The Mudcat Café TM
Thread #92503   Message #1768542
Posted By: JohnInKansas
25-Jun-06 - 04:32 AM
Thread Name: Tech: How fast does a CD spin?
Subject: RE: Tech: How fast does a CD spin?
Although it's a bit higher than redline on a typical Honda tach, 24,000 is not really an extraordinary speed for small rotating machines. It is in about the right range for the separator disks in a DeLaval cream separator used on many farms in the early 1900s. They seldom exploded.

24,000 RPM is also "synchronous speed" for a (single pole) electric motor operating on 400 Hz AC power, which is quite common in aircraft, so quite a few electric motors/generators/hydraulic pumps operate at that speed, Some of those are big enough to explode impressively... but don't often do so.

I don't have detailed specs at hand, but one thing to be noted is that there are differences in methods used by various CD drive makers. My impression is that most of them claim to use a "constant linear speed" in one form or another. Rumor is that some early model CD drives used constant rotation speed, and there may still be a few of this kind around.

The CD has to spin at a very consistent and stable speed in order to be read accurately, but that speed doesn't have to be exactly at "playback speed." The disk could be spun up to some lower speed to stuff memory buffers with the bits before the play starts, and as long as reading the track finishes before the buffers are emptied the music will be continuous. Since the bit density (bits per revolution) is lowest at the start of the CD, at the inner track, the buffer stuffing can get a pretty good head start without too noticeable a delay, even if it doesn't spin at the ~500 RPM needed for "real time" data transfer. The controller can hold back on the start of playing a subsequent track until there's enough in the buffer to get to the end of that track, so in a cheap playback drive, the track delay (dead time between tracks) may be slightly longer than theoretically was "recorded silence."
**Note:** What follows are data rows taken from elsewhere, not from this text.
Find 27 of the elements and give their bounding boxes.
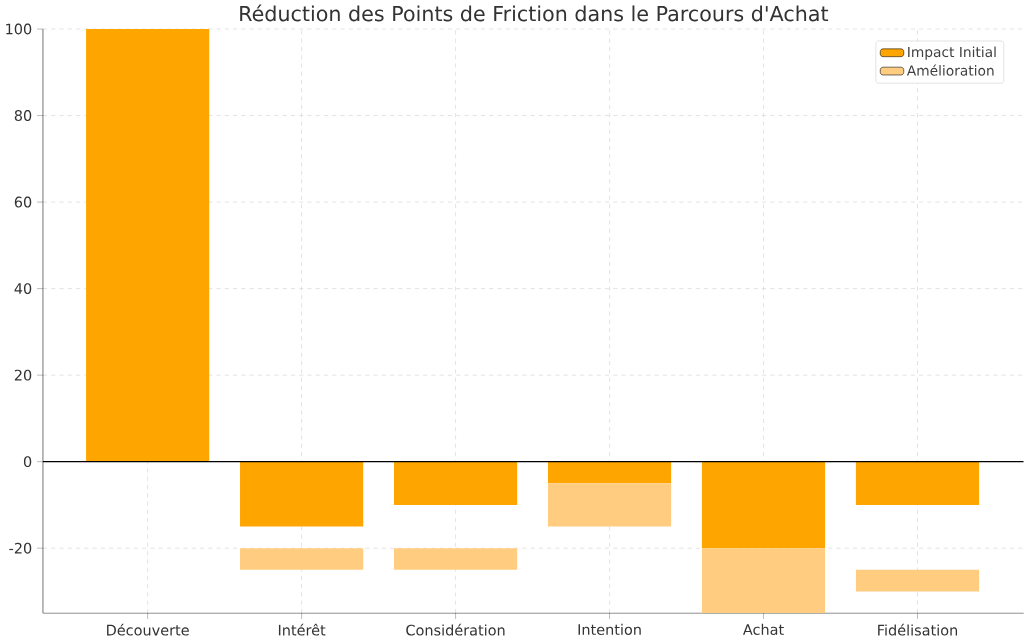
x-tick-label: Considération bbox=[406, 623, 505, 636]
bar bbox=[547, 461, 672, 484]
bar bbox=[855, 461, 980, 505]
y-tick-label: 60 bbox=[14, 196, 32, 208]
chart-title: Réduction des Points de Friction dans le Parcours d'Achat bbox=[240, 4, 829, 22]
y-tick-label: -20 bbox=[9, 542, 32, 554]
x-tick-label: Intention bbox=[578, 623, 641, 635]
y-tick-label: 40 bbox=[14, 282, 32, 294]
x-tick-label: Intérêt bbox=[278, 623, 326, 636]
x-tick-label: Fidélisation bbox=[878, 623, 958, 636]
bar bbox=[855, 569, 980, 592]
bar bbox=[701, 548, 826, 613]
x-tick-label: Découverte bbox=[107, 623, 189, 636]
bar bbox=[701, 461, 826, 549]
bar bbox=[240, 461, 364, 527]
bar bbox=[394, 461, 518, 505]
bar bbox=[547, 483, 672, 527]
bar bbox=[86, 28, 210, 462]
bar bbox=[394, 548, 518, 570]
legend-label: Impact Initial bbox=[908, 46, 996, 60]
x-tick-label: Achat bbox=[742, 623, 784, 635]
y-tick-label: 20 bbox=[14, 369, 32, 381]
y-tick-label: 100 bbox=[6, 23, 32, 35]
y-tick-label: 0 bbox=[23, 456, 32, 467]
bar bbox=[240, 548, 364, 570]
legend-label: Amélioration bbox=[906, 64, 994, 76]
y-tick-label: 80 bbox=[14, 109, 32, 121]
As play progresses to the outer areas of the CD, buffering can also be used to read stuff into the buffer at whatever bit rate the CD produces at that radius, with the buffer output regulated to the rate needed for the playback. This means that it is not necessary to have a different rotation speed at every radius where data must be read, and I've seen descriptions of "stepped speed" drives (advertised as constant linear speed) in which as few as 4 or 5 rotation speeds were used, with each speed used to read a "zone" on the CD, using the data buffer to provide constant bit-rate-out while the bit-rate-into the buffer varies somewhat across the zone.

The "innards" of drives are considered proprietary by the manufacturers, so they don't give out a lot of info on exactly how things work inside a given drive. As long as the signal at the connector meets the specs, it's a good drive and you're not supposed to need to worry about what's going on inside.

But they do definitely spin a bit faster than 78 RPM, even at 1X playback speed.